Just a Simple Phone Call

That one and only phone call that could have been made, that should have been made wasn’t made.  Why? The guilt, shame, and embarrassment from where I was actually located kept me from making that phone call.  The caller ID would read Van Cise-Simonet Detention Center. How could I make a collect call to my father saying I was in custody and going to jail.

           Now that I’m transferred upstairs to a cell and reality has truly hit me, I long to hear my daddy’s voice.  Just to hear a loving comfort tone to my ears of the nightmare that I was going to begin for the next two months.  I was now surrounded by nothing but cold, hard steel and one filthy glass window to see others' cells just like mine two stories high. There was no knowledge of the outside world. Even the air that I breathed was cold and harsh.

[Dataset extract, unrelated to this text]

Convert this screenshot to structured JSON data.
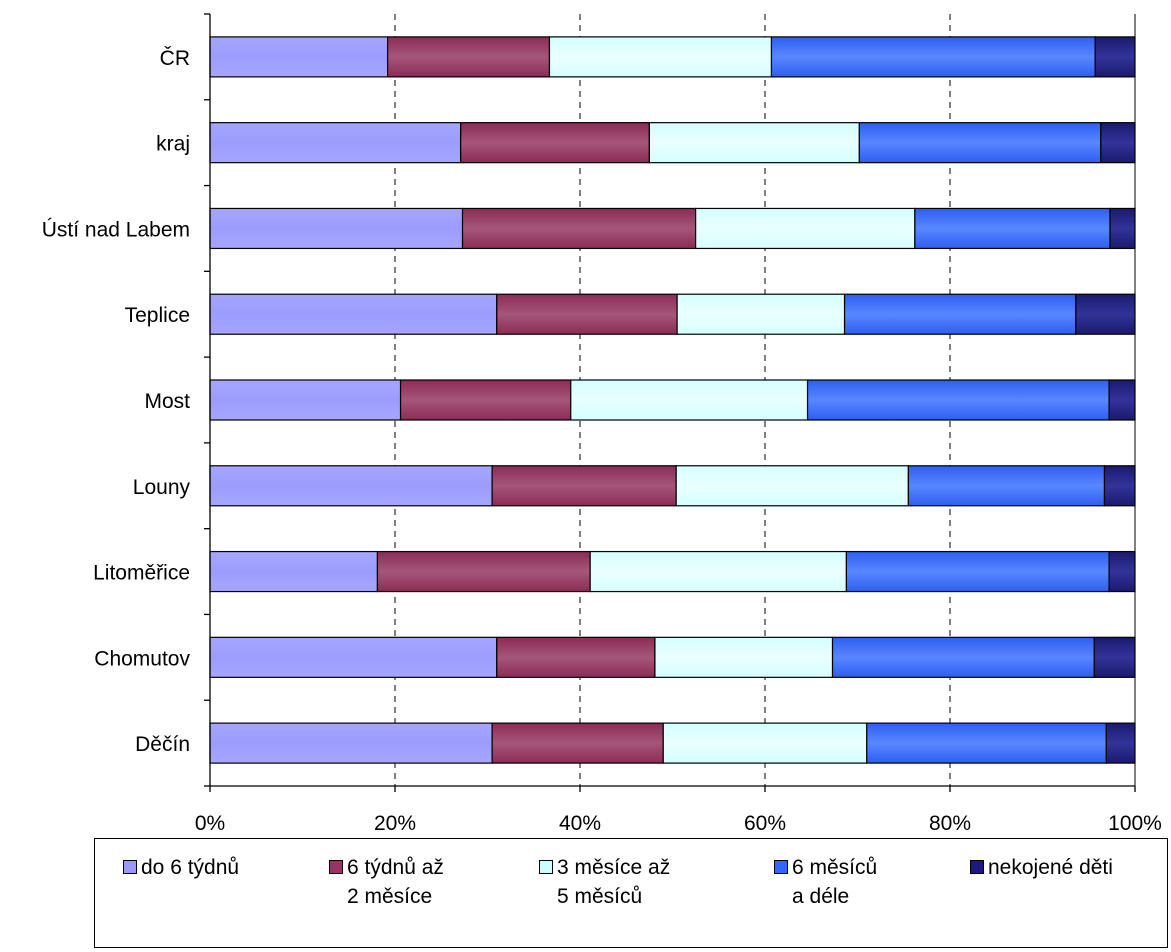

           My thoughts kept rambling around in my head.  I need to call.  I just need to make one phone call. I need to hear my daddy’s voice.  I’m so much a daddy’s girl that even though we live 1022 miles apart now, the distance between Texas and Denver seems even further now.  I usually speak to him daily.  I wonder what he is thinking. I can just feel his hurt, not receiving that call and wondering Where is she?  Our closeness is beyond spoken words. I remember him driving that 1022 miles just to pick me up and take me back to Texas for a reunion with all of my siblings. The joy I felt and the smile not only on my face, but the smile on my heart when I saw him driving up.  

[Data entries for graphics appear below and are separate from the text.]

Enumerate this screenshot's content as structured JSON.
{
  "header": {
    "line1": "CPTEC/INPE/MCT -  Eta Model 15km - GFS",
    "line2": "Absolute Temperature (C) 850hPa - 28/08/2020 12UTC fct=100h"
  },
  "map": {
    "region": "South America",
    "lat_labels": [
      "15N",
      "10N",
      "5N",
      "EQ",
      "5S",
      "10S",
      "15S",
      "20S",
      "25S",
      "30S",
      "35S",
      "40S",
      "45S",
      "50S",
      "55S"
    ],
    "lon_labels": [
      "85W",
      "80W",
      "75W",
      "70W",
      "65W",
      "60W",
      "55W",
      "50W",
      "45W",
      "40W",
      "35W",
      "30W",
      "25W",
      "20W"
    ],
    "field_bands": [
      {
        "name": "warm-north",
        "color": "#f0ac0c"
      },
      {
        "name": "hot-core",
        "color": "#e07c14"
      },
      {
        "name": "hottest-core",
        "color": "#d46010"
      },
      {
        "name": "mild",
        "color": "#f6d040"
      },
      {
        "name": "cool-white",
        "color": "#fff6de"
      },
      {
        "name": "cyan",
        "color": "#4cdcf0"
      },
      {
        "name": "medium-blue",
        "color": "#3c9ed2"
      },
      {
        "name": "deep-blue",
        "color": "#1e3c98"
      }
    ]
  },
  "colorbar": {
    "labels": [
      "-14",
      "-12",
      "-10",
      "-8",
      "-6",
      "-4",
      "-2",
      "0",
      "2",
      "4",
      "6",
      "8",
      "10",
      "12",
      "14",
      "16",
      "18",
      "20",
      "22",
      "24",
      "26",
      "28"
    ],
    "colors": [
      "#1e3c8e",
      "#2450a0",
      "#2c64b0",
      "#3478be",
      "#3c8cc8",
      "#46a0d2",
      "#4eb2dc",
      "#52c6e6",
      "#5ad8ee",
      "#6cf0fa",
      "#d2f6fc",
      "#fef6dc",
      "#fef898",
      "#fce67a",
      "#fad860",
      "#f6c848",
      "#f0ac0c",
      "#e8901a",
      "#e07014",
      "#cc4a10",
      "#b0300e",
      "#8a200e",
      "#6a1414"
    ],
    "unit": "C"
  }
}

           Something so simple. Something that I've taken for granted so many times before in my life without even thinking.  A phone call. 

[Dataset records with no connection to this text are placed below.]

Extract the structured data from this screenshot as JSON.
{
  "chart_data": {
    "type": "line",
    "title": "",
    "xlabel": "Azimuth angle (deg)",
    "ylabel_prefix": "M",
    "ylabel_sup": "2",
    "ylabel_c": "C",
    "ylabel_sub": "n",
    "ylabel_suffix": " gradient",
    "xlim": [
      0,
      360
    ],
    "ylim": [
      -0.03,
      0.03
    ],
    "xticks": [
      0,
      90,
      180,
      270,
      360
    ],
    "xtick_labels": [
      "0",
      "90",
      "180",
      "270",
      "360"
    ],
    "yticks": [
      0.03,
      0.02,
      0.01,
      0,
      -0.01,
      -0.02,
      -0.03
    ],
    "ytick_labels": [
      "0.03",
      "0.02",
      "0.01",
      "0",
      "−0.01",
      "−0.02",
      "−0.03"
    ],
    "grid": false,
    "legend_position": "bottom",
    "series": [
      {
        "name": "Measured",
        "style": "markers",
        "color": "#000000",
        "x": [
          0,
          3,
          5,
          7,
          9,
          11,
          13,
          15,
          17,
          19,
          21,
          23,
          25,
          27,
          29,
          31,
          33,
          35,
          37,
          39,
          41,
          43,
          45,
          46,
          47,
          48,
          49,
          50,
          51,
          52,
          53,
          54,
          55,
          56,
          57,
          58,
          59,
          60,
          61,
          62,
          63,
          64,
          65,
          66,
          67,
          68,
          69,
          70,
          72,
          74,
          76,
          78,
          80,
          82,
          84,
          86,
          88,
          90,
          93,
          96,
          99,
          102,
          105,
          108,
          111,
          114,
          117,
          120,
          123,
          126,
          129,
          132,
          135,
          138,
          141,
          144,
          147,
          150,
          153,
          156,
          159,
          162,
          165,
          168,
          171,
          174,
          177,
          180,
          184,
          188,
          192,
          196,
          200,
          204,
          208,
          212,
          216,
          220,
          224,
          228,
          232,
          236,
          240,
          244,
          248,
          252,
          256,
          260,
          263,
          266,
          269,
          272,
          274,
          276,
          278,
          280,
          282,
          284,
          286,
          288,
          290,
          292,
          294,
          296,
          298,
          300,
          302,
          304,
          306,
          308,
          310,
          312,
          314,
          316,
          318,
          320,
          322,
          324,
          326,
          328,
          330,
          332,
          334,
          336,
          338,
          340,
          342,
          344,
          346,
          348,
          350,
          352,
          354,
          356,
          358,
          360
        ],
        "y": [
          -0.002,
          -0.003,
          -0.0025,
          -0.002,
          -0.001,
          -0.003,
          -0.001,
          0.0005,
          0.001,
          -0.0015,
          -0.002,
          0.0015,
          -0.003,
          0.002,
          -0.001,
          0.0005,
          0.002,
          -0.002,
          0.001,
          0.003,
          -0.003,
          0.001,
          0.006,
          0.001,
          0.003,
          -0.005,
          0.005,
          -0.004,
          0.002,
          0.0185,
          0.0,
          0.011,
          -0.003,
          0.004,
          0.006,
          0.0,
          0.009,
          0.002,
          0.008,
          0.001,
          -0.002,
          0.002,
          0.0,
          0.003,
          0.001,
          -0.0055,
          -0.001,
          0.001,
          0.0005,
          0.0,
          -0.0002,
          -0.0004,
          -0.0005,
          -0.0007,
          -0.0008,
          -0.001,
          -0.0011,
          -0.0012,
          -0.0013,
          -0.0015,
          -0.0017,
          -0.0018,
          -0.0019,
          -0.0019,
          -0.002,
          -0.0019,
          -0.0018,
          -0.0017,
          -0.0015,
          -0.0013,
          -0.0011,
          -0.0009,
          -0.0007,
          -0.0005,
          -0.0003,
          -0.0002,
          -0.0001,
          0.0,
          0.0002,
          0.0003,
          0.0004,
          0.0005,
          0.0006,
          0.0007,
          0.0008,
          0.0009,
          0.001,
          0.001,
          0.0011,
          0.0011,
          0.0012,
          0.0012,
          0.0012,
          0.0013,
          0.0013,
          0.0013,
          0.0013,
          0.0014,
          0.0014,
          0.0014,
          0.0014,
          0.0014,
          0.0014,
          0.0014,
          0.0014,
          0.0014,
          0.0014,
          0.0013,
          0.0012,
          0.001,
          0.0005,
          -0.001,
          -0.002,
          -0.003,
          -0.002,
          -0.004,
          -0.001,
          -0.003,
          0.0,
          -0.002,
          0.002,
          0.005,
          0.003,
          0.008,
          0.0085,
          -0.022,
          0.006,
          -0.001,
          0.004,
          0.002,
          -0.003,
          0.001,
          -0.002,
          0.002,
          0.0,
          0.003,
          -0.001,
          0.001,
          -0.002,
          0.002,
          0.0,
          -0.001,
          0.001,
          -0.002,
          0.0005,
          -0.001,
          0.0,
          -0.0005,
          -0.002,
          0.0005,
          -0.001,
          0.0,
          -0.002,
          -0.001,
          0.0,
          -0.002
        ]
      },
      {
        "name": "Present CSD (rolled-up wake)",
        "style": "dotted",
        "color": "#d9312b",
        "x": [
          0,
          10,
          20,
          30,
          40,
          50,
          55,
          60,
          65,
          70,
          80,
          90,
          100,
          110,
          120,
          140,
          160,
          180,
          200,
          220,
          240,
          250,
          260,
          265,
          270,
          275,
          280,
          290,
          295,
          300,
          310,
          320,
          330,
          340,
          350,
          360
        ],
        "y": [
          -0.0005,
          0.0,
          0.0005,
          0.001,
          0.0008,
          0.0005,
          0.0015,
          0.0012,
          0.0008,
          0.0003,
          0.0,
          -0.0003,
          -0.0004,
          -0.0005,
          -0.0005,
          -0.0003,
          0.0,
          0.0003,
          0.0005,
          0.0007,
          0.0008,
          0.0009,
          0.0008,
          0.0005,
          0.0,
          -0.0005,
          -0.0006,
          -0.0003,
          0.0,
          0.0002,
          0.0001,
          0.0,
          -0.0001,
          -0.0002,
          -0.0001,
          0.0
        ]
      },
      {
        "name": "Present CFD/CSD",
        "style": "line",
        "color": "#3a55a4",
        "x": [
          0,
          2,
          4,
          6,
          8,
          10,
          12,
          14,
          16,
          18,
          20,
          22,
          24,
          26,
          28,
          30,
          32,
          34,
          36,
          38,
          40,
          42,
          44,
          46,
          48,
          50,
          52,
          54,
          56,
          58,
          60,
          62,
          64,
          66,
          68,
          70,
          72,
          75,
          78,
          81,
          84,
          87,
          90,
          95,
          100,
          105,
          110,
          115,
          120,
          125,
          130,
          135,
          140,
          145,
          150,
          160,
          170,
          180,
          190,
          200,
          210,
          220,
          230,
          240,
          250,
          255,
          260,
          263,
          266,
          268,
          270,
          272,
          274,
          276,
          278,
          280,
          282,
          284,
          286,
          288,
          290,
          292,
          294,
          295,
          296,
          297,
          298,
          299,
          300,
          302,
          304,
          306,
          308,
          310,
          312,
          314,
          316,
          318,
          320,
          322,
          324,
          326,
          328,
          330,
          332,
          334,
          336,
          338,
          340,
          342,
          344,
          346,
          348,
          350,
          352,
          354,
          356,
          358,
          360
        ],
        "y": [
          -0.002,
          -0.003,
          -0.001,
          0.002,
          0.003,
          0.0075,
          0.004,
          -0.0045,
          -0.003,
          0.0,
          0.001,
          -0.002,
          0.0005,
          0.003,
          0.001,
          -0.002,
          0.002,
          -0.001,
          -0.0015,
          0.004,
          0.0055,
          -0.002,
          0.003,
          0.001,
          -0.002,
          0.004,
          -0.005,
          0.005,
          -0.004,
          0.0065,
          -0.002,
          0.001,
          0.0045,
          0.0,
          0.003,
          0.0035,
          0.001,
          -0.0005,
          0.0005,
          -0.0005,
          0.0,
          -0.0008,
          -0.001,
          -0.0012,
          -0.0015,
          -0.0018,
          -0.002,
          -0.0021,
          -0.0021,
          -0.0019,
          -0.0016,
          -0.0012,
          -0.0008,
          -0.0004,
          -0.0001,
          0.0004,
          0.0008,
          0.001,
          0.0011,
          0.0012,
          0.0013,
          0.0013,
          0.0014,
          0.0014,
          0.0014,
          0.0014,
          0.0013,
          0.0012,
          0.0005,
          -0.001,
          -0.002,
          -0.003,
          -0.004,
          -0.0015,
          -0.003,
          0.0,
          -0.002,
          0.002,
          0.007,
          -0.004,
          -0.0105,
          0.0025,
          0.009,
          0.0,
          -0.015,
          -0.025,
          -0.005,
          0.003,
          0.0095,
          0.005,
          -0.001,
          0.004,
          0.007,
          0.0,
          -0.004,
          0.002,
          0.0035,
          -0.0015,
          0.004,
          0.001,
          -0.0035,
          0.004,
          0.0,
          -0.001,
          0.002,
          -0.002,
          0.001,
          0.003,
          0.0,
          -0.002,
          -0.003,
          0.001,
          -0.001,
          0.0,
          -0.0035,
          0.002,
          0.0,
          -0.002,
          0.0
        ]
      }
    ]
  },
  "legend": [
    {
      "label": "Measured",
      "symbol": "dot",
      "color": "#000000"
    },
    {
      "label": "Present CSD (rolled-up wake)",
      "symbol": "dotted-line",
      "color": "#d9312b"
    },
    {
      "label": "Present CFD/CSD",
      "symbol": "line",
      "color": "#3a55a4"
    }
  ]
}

           Finally at 6:30 pm it’s my turn.  After day seven I’m able to call my daddy collect.  Only he doesn’t understand that it’s not like the good old days when you simply push #6 to receive a call from an inmate in Denver Detention Center.  Instead he has to search for a credit card and try his best to input the information before the timer cuts him off.  In the meantime I’m listening to the recording saying the person is inputting card information to receive this call.  As I hold my breath waiting to hear his voice, the recording says the caller did not accept.  It wasn’t because he wasn’t trying, but at 80 years old he has never had to accept a call from jail from his kids until ME. 

           Well, there goes my 30 minutes, and I didn’t even get to shower. I feel that I’m a forgotten hostage. So back to my new cold, made of steel apartment feeling drained, disappointed and dirty!